What do you call it when you’re out in public with friends but they’re all staring at their own cell phones? A listener from Santa Monica, California, suggests that the word techgether.
Are speed reading classes a waste of time? Not if you want to skim instead of read.
A Kentucky cross-country runner had a case of hexakosioihexekontahexaphobia, or fear of the number 666.
After you notice a certain word for the first time, chances are you’ll start seeing it all over the place. That’s known as the frequency illusion, coined by linguist Arnold Zwicky, and it happens because of confirmation bias.
What has two hookers, two lookers, four stiff-standers, four diddledanders, and a wig wag?
Quiz Guy John Chaneski have a game matching people with their animal kingdom counterparts.
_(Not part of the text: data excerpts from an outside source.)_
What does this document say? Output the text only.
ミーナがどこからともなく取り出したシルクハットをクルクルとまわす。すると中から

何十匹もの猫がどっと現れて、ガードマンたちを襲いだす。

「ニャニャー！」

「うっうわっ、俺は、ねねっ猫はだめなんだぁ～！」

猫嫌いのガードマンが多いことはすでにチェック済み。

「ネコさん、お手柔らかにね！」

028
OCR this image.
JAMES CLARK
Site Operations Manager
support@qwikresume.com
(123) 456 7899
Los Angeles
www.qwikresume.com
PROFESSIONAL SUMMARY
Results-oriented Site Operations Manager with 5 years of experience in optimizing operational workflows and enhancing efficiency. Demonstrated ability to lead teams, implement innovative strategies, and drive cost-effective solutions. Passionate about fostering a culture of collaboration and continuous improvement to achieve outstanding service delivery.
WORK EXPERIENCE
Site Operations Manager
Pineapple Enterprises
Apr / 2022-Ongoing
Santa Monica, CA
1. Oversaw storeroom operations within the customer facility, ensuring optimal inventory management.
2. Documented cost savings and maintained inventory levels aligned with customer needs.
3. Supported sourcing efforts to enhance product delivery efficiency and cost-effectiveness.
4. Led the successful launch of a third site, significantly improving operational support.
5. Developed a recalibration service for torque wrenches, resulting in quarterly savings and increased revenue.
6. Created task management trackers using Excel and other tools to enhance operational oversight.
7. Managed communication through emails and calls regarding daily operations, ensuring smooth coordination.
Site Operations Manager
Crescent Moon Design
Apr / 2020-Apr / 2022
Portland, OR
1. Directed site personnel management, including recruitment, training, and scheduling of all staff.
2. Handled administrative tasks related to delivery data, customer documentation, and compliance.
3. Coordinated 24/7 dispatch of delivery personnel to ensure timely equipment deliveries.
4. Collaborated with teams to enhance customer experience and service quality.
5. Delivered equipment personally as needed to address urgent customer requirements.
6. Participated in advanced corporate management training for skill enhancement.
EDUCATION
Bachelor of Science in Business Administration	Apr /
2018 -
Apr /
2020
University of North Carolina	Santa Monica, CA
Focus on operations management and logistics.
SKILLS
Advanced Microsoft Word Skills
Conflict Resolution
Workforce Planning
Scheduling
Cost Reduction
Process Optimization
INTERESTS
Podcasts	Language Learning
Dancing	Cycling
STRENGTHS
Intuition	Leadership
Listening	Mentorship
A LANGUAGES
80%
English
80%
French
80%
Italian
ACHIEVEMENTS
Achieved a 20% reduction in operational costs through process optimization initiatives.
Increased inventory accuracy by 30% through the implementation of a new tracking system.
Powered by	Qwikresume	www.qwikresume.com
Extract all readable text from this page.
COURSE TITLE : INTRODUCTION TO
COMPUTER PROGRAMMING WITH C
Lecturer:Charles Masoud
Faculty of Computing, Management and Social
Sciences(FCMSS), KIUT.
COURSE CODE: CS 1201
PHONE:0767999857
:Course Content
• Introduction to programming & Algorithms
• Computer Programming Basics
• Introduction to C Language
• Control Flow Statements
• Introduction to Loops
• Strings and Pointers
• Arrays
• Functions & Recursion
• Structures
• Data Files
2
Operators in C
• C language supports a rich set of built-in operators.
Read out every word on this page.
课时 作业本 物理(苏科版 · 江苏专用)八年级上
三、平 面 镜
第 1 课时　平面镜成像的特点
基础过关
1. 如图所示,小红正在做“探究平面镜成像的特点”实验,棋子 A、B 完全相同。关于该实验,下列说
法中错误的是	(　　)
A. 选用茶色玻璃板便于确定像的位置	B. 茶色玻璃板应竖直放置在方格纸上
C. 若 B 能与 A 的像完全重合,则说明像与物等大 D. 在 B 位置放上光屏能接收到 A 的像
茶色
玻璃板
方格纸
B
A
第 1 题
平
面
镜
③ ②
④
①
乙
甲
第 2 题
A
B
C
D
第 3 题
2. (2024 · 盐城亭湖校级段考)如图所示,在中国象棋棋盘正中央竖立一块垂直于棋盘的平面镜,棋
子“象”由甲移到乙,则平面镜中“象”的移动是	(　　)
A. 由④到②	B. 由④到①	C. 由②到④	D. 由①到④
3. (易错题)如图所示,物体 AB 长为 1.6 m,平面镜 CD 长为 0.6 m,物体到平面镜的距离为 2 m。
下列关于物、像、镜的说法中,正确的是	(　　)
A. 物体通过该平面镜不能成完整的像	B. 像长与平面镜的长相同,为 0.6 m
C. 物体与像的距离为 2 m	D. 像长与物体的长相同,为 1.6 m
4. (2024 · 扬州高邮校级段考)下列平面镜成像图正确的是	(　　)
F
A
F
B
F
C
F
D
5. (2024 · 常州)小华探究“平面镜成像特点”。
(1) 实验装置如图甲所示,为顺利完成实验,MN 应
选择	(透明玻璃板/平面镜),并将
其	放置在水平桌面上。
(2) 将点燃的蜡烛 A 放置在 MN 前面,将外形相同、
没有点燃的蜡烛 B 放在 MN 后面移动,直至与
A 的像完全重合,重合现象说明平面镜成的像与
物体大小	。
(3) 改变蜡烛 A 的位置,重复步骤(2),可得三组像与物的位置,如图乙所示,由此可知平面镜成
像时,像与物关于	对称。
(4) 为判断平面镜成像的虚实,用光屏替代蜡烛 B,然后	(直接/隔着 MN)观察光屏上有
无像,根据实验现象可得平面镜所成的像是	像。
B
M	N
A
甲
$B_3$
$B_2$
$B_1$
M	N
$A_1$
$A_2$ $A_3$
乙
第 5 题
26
Is the term military brat a pejorative?
Many common English surnames–such as Taylor, Miller, Shoemaker, Smith, and many others–tell a story about life in the Middle Ages. Two good books on the study of names, also known as onomastics, are The Surname Detective and a Dictionary of English Surnames.
“The face of a child can say it all. Especially the mouth part of the face.” That deep thought is brought to you by Jack Handy.
The plural of moose is moose. The word’s roots are in the name of the animal in the Algonquian language Abenaki.
Listeners who grew up playing the children’s game Duck Duck Gray Duck insist that this Minnesota version of Duck Duck Goose is more complicated and therefore more fun.
Why do so many Americans think British accents automatically connote intelligence?
In parts of the South, it’s not uncommon to end a sentence about a dilemma with the word one, short for one or the other, as in I’m going to quit my job or get fired, one.
How did the first person to say a dirty word know it was a dirty word? Geoffrey Hughes’ Encyclopedia of Swearing is a great source on this.
For the math lovers out there: Listeners on our Facebook page recommend Fermat’s Enigma and In Pursuit of The Unknown: 17 Equations That Changed The World.
The idiom thrown for a loop most likely derives from boxing and the image of someone knocked head over heels.
A riddle: What runs over fields and woods all day, under the bed at night sits not alone with its tongue out, waiting for a bone?